その後、俺は玄武さんの様子を見る為に〈楽園の箱庭ミニチュア・ガーデン〉へと訪れた。


「大丈夫ですか?玄武さん」


玄武さんは包帯まみれだった。召晶石を使って回復薬でも出そうとしたらしいが、出てきたのは〈身包みの癒し包帯テーピング・ヒーリング〉と言う包帯を巻く事で肉体を徐々に回復させる能力を持つアイテムだ。


ガチャでありながら、中々好都合なアイテムだが、玄武さんはそれを引き当てるのに三十連程ガチャを回したらしい。

俺が驚いたのはガチャを回した事では無く召晶石を三百個以上持っていた事だ。

この世界がファンタジー世界に代わって一週間、俺でさえ召晶石を集めても五十個ですら取れなかったのに。

けど、俺は対して詳しく聞く真似はしなかった。なんだか、がめつい人間だと思われそうだったからだ。


「まあ、流石に一日程度で良くなるワケねぇよ……つか便利なアイテムだな、コレ、レアリティなんだ?金色か?」


「えっと、一応、虹色ですけど」


虹色、そう聞いて寝たきりだった玄武さんが飛び起きた。

なんだか、目を丸くして驚いている様子だった。


「に、虹ッ!?マジかよ、出るのか、アレ!?」


「えっと、俺は、事前登録してたから……色々特典貰えたんです」


虹色確定ガチャチケットを貰った事を告げると、事前登録があった事を知らなかったらしい。


「はぁ~……そんなもんあったのかよ……それがあったら……」


随分と残念そうにしていた。

まあ、虹色確定ガチャチケットがあれば、この世界でも相当なスタートダッシュを始める事が出来ただろう。


「俺だから良いけどよ……それあんま人前で言うなよ、狙われるぞ?」


「どうしてですか?」


「どうしてって……はぁ………説明は省くが、複数の人間とチャット出来るアプリがあるんだが……」


多分、ガチャで引き当てたアプリなんだろう。

匿名掲示板みたいな、あるいは、アバターを作って会話をするものか。

流石にどういう形態であるかは分からないが。


「ざっと百人ぐらいが情報提供しててな、その情報には、未だ、誰も虹色を引き当てた奴は居ないらしい。
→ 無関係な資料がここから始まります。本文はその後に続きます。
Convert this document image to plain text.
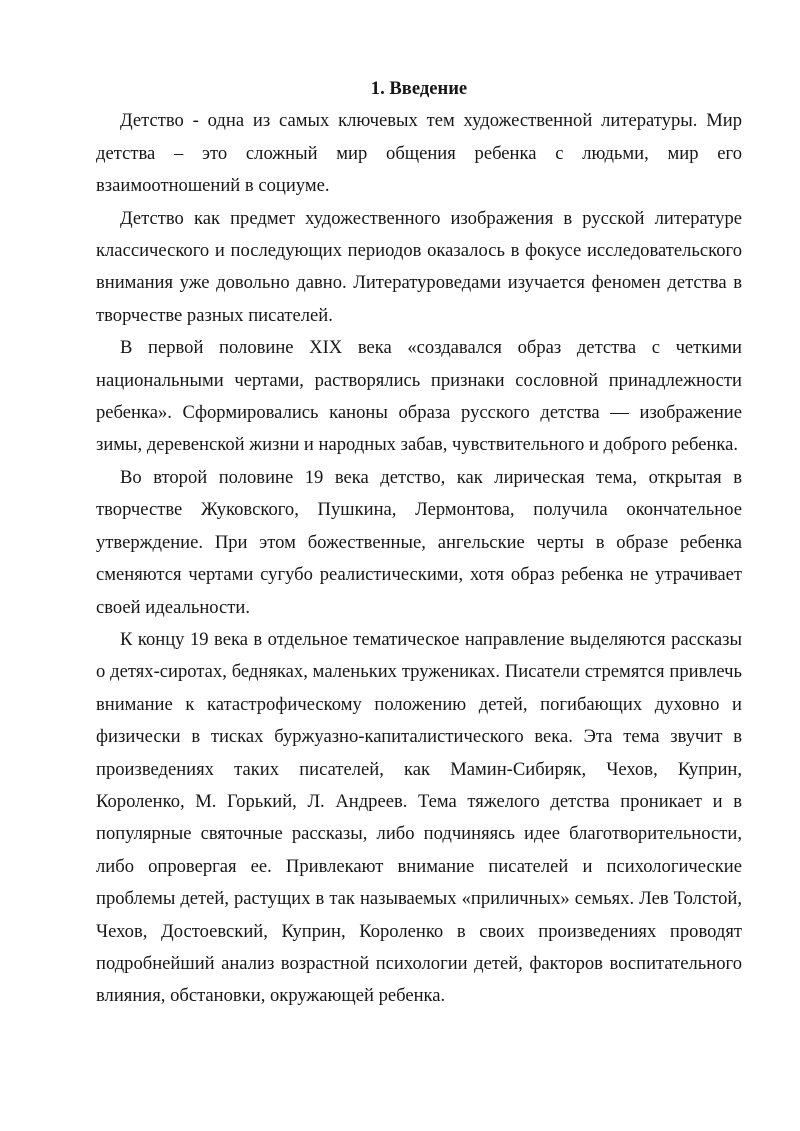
1. Введение

Детство - одна из самых ключевых тем художественной литературы. Мир детства – это сложный мир общения ребенка с людьми, мир его взаимоотношений в социуме.

Детство как предмет художественного изображения в русской литературе классического и последующих периодов оказалось в фокусе исследовательского внимания уже довольно давно. Литературоведами изучается феномен детства в творчестве разных писателей.

В первой половине XIX века «создавался образ детства с четкими национальными чертами, растворялись признаки сословной принадлежности ребенка». Сформировались каноны образа русского детства — изображение зимы, деревенской жизни и народных забав, чувствительного и доброго ребенка.

Во второй половине 19 века детство, как лирическая тема, открытая в творчестве Жуковского, Пушкина, Лермонтова, получила окончательное утверждение. При этом божественные, ангельские черты в образе ребенка сменяются чертами сугубо реалистическими, хотя образ ребенка не утрачивает своей идеальности.

К концу 19 века в отдельное тематическое направление выделяются рассказы о детях-сиротах, бедняках, маленьких тружениках. Писатели стремятся привлечь внимание к катастрофическому положению детей, погибающих духовно и физически в тисках буржуазно-капиталистического века. Эта тема звучит в произведениях таких писателей, как Мамин-Сибиряк, Чехов, Куприн, Короленко, М. Горький, Л. Андреев. Тема тяжелого детства проникает и в популярные святочные рассказы, либо подчиняясь идее благотворительности, либо опровергая ее. Привлекают внимание писателей и психологические проблемы детей, растущих в так называемых «приличных» семьях. Лев Толстой, Чехов, Достоевский, Куприн, Короленко в своих произведениях проводят подробнейший анализ возрастной психологии детей, факторов воспитательного влияния, обстановки, окружающей ребенка.
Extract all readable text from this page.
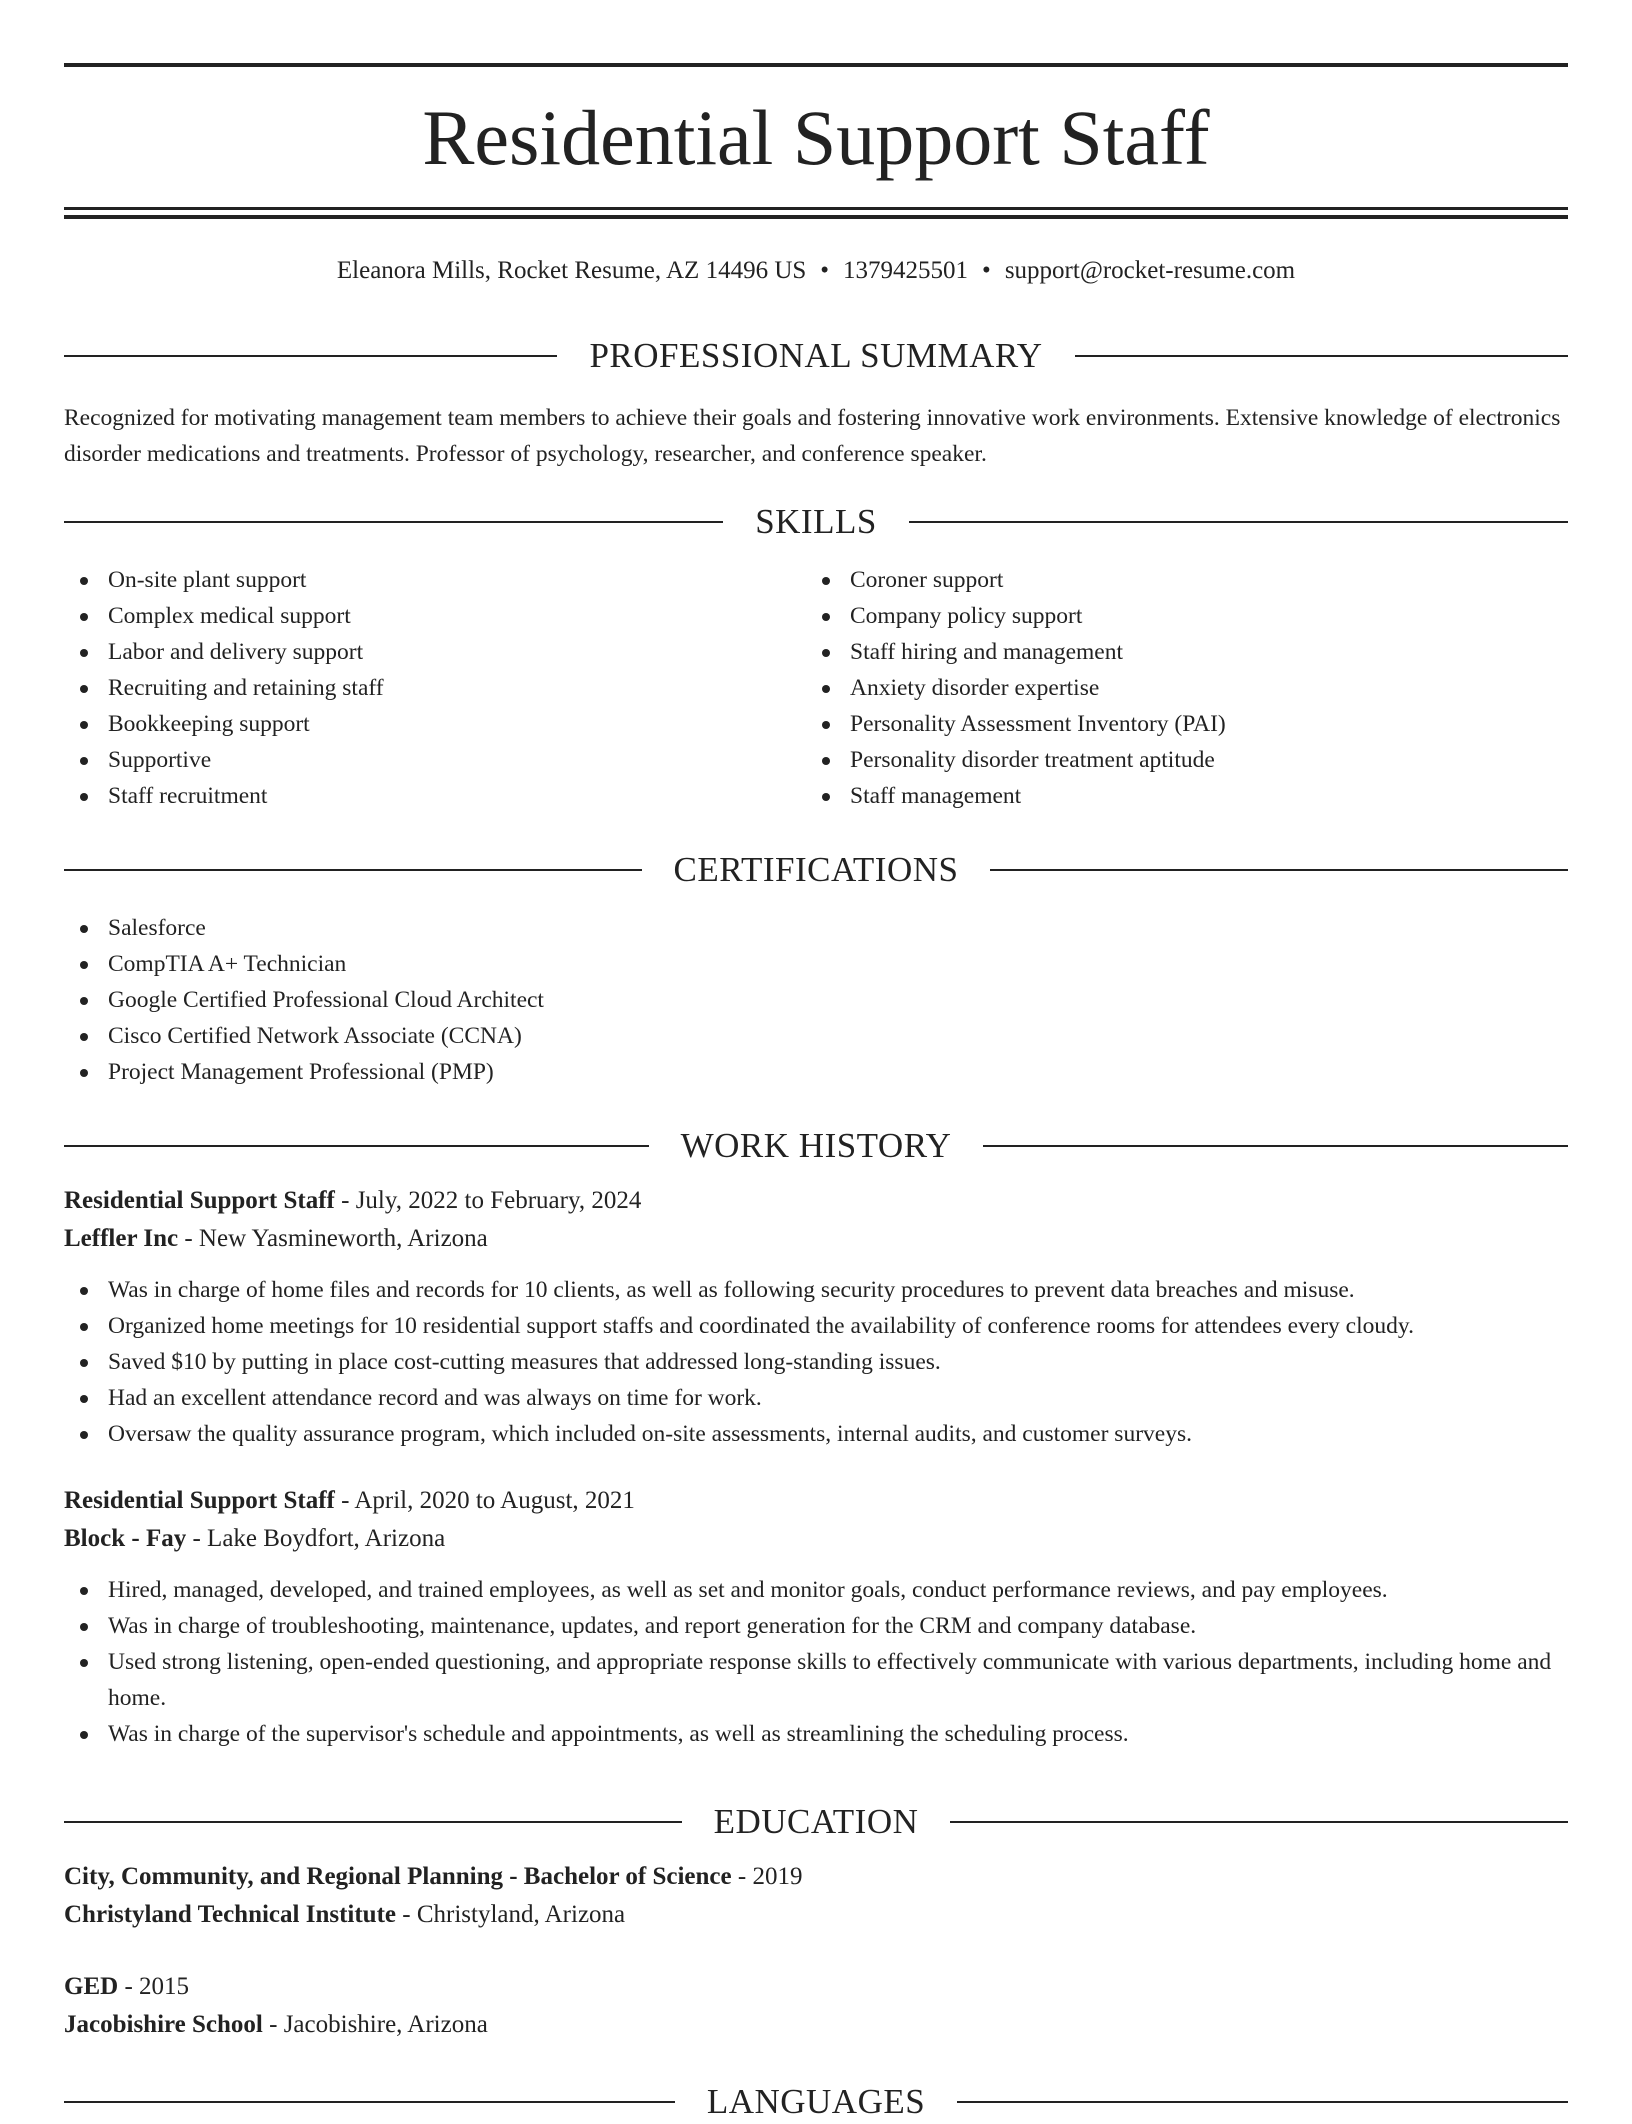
Residential Support Staff
Eleanora Mills, Rocket Resume, AZ 14496 US • 1379425501 • support@rocket-resume.com
PROFESSIONAL SUMMARY

Recognized for motivating management team members to achieve their goals and fostering innovative work environments. Extensive knowledge of electronics disorder medications and treatments. Professor of psychology, researcher, and conference speaker.

SKILLS
On-site plant support
Complex medical support
Labor and delivery support
Recruiting and retaining staff
Bookkeeping support
Supportive
Staff recruitment
Coroner support
Company policy support
Staff hiring and management
Anxiety disorder expertise
Personality Assessment Inventory (PAI)
Personality disorder treatment aptitude
Staff management
CERTIFICATIONS
Salesforce
CompTIA A+ Technician
Google Certified Professional Cloud Architect
Cisco Certified Network Associate (CCNA)
Project Management Professional (PMP)
WORK HISTORY
Residential Support Staff - July, 2022 to February, 2024
Leffler Inc - New Yasmineworth, Arizona
Was in charge of home files and records for 10 clients, as well as following security procedures to prevent data breaches and misuse.
Organized home meetings for 10 residential support staffs and coordinated the availability of conference rooms for attendees every cloudy.
Saved $10 by putting in place cost-cutting measures that addressed long-standing issues.
Had an excellent attendance record and was always on time for work.
Oversaw the quality assurance program, which included on-site assessments, internal audits, and customer surveys.
Residential Support Staff - April, 2020 to August, 2021
Block - Fay - Lake Boydfort, Arizona
Hired, managed, developed, and trained employees, as well as set and monitor goals, conduct performance reviews, and pay employees.
Was in charge of troubleshooting, maintenance, updates, and report generation for the CRM and company database.
Used strong listening, open-ended questioning, and appropriate response skills to effectively communicate with various departments, including home and home.
Was in charge of the supervisor's schedule and appointments, as well as streamlining the scheduling process.
EDUCATION
City, Community, and Regional Planning - Bachelor of Science - 2019
Christyland Technical Institute - Christyland, Arizona
GED - 2015
Jacobishire School - Jacobishire, Arizona
LANGUAGES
都市伝説、運営の確率操作、吊られた人参、そんな風に言われる程にな」


じゃあ、虹色は物凄く確率が低いのか……。

いや、もしかすれば、確定ガチャじゃないと出てこないのかも知れない。


「えっと、ついでにですけど。俺の職業も、召喚獣、それと武装甲。これ全部虹色です」


そう言って俺は口を閉ざした。

これではまるで自慢の様ではないか、そう思った。

そして、玄武さんは訝し気な表情をして、やはり。


「なんだよ……いや、驚かねぇけど。自慢かそりゃ?」


あぁ、そういう風に捉えられてしまった。

けれど玄武さんは其処まで妬んでいる様子は無く。

軽く俺と玄武さんは雑談をして、其処から互いに本題に入るのだった。